Se suma a los hechos la discriminación con la que operan las fuerzas policiales. Un ejemplo muy claro de discriminación de tipo racial es el estadounidense, donde el caso de George Floyd evidenció otra cara de la brutalidad policial: ya no son las protestas, ahora es el color de piel. Según el sitio Mapping Police Violence, durante el 2019 en Estados Unidos, el 24% de las víctimas fatales en manos policiales fueron negras, cuando sólo el 13% de su población lo es. La consecuencia inevitable es que la sociedad pierde la confianza en la aplicación de la ley al considerarla racista y arbitraria. No deja de ser cierto: todo lo que la policía considera “peligroso” o que atenta contra la seguridad nacional abre las puertas al uso de la violencia. La dificultad que subyace es la impunidad con la que se faculta a las fuerzas de seguridad. Aquellos agentes que cometen abusos de poder no suelen ser llevados ante la justicia a rendir cuentas; existen excepciones, pero no son la norma. El pacto de silencio que se genera hace que no sean responsabilizados –ni incluso despedidos—, y el sistema judicial termina por proteger esa dinámica de “inmunidad calificada” al marginalizar las denuncias.
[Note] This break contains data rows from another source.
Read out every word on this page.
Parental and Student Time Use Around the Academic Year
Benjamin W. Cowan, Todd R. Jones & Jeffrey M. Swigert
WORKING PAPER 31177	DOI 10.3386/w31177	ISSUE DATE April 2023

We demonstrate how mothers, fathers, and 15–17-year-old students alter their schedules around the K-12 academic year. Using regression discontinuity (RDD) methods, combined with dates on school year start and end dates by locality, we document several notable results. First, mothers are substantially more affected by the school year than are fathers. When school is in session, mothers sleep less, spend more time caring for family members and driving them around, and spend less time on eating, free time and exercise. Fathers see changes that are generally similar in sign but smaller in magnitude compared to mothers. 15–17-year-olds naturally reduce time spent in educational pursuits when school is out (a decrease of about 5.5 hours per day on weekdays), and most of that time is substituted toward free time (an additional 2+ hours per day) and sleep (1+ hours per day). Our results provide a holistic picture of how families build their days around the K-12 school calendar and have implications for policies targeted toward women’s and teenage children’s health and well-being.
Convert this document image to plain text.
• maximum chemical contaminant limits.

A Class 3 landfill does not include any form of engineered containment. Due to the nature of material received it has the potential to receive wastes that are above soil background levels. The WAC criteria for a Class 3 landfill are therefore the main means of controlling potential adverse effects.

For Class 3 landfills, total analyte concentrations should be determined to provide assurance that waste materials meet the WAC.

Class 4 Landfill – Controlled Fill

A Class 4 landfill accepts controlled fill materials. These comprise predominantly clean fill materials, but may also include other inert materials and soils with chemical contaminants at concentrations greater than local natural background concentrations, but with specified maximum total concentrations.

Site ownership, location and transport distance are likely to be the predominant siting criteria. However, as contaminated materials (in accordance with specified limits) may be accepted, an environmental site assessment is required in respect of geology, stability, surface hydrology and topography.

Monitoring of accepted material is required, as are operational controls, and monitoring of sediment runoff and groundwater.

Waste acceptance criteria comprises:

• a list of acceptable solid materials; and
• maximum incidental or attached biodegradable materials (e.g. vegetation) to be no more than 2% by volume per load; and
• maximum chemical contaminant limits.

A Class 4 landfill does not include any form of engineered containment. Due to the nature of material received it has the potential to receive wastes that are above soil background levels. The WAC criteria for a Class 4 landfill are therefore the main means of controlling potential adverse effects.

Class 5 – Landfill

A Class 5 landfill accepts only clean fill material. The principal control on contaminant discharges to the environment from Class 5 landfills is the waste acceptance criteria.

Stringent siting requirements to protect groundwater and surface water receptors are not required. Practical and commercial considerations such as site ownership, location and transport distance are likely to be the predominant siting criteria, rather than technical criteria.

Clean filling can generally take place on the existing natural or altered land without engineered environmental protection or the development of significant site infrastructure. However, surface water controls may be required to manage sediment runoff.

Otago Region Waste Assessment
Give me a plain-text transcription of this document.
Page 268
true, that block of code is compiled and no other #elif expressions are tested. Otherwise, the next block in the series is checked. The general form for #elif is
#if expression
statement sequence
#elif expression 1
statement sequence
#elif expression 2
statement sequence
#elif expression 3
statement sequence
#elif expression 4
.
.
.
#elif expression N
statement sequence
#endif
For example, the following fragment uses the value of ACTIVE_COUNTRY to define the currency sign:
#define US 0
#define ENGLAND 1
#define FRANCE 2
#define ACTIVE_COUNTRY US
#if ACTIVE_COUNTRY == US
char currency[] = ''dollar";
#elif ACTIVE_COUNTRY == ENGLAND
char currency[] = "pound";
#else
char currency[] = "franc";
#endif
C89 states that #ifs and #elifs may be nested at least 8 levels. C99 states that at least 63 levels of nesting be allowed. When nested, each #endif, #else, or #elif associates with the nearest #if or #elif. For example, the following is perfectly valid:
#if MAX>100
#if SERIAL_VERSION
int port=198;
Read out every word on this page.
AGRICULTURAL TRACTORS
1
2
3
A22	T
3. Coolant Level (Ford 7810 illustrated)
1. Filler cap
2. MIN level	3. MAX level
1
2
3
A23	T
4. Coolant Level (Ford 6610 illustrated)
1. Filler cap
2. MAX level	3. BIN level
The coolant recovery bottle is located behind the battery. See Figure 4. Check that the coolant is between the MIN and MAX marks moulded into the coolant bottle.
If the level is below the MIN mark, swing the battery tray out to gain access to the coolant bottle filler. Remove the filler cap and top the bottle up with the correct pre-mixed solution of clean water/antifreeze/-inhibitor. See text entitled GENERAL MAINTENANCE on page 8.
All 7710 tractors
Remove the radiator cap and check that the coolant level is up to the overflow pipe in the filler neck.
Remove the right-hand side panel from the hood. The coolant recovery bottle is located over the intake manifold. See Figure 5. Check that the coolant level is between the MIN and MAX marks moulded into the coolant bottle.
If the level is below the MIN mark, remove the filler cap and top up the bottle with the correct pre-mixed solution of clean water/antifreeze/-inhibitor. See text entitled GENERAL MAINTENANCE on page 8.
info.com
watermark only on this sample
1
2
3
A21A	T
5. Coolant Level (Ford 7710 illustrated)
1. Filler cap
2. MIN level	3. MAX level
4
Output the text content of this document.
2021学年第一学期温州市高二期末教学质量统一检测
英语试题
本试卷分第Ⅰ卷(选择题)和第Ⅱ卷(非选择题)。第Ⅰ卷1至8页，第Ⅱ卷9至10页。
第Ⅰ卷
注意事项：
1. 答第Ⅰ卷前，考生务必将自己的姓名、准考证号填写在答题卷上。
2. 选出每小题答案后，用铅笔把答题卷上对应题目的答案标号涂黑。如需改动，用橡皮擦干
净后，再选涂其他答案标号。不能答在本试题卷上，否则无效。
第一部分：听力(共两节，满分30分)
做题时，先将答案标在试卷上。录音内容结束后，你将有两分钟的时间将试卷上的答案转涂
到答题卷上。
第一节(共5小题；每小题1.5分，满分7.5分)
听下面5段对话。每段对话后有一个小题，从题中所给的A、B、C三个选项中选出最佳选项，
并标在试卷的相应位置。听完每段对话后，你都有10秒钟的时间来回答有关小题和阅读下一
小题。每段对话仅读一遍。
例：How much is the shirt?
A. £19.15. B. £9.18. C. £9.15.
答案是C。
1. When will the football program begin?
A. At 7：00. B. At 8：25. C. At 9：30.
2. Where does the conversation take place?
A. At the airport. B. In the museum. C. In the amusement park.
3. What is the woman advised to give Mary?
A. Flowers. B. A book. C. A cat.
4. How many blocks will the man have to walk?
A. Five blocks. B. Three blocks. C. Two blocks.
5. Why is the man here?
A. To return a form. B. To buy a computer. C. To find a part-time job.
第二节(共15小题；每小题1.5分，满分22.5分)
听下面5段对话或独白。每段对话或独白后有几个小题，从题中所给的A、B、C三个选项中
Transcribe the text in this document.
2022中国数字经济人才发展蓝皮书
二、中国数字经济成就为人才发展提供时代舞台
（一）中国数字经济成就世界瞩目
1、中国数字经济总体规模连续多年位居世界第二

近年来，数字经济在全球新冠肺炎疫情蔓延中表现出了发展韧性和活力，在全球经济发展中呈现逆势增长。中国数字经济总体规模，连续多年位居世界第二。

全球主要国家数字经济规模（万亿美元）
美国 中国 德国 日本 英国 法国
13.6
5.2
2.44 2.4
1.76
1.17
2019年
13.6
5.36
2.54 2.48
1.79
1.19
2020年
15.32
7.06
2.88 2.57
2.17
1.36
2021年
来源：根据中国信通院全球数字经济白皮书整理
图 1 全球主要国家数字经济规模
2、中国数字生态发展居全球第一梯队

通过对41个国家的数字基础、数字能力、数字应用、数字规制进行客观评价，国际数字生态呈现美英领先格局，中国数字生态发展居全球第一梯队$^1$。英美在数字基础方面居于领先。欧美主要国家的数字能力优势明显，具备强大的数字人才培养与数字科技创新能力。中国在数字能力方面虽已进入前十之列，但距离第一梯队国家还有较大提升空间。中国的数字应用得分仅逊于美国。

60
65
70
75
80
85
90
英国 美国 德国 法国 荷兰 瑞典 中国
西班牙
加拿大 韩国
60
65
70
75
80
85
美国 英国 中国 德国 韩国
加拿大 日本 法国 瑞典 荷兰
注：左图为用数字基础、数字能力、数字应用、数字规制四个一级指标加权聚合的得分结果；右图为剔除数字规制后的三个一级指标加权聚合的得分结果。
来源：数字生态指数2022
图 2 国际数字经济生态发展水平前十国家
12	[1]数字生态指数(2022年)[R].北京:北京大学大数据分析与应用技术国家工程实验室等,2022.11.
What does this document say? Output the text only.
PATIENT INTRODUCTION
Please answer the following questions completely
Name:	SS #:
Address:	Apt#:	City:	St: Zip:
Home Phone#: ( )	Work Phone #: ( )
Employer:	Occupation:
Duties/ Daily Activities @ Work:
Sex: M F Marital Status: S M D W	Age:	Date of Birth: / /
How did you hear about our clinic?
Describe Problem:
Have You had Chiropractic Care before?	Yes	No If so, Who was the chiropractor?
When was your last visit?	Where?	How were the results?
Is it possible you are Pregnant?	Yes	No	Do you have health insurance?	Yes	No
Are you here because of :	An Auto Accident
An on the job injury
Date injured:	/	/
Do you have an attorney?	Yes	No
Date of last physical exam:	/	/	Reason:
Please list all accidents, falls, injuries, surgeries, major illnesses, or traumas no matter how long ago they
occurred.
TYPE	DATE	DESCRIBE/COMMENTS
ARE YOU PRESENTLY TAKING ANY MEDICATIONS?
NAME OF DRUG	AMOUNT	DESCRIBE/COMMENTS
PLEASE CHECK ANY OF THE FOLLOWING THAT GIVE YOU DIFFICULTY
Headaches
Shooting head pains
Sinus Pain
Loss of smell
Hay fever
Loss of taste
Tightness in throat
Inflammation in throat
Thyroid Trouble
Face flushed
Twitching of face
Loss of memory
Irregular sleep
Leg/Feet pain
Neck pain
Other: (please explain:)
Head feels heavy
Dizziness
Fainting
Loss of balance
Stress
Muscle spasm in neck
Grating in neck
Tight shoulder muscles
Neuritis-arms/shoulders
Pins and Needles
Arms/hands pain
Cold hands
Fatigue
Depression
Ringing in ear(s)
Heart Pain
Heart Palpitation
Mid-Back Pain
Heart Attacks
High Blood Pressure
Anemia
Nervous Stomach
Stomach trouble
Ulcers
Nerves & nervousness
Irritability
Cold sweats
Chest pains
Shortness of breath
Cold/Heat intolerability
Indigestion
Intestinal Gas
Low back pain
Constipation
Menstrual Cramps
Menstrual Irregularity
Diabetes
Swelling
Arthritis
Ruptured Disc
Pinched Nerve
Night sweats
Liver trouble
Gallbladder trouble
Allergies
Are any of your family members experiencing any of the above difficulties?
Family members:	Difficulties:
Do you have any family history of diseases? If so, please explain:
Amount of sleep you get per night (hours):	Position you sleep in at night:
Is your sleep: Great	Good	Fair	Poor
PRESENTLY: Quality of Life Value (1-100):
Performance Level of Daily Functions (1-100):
El camino por recorrer es largo y el tema debe ser considerado una prioridad. Es fundamental que se corte la impunidad haciendo que los responsables rindan las cuentas correspondientes dentro de un sistema transparente e independiente. No basta con las sucesivas denuncias realizadas por los organismos de Derechos Humanos. La responsabilidad de cuidar a los ciudadanos es de los Estados, que deben brindar soluciones sobre el manejo de sus fuerzas. La supervisión debe ser más exhaustiva y debe participar de ella la sociedad civil. Debe erradicarse la problemática desde su base: la capacitación policial debe ser la adecuada y sus tareas deben ser aquellas para las que tienen facultades. Por último, pero principal, el objetivo debe ser reemplazado: no más atemorizar para lograr el control, sino encontrar el foco y resolver.


Sobre la autora: Miembro del Grupo de Jóvenes Investigadores del Instituto de Relaciones Internacionales (IRI) de la Universidad Nacional de La Plata.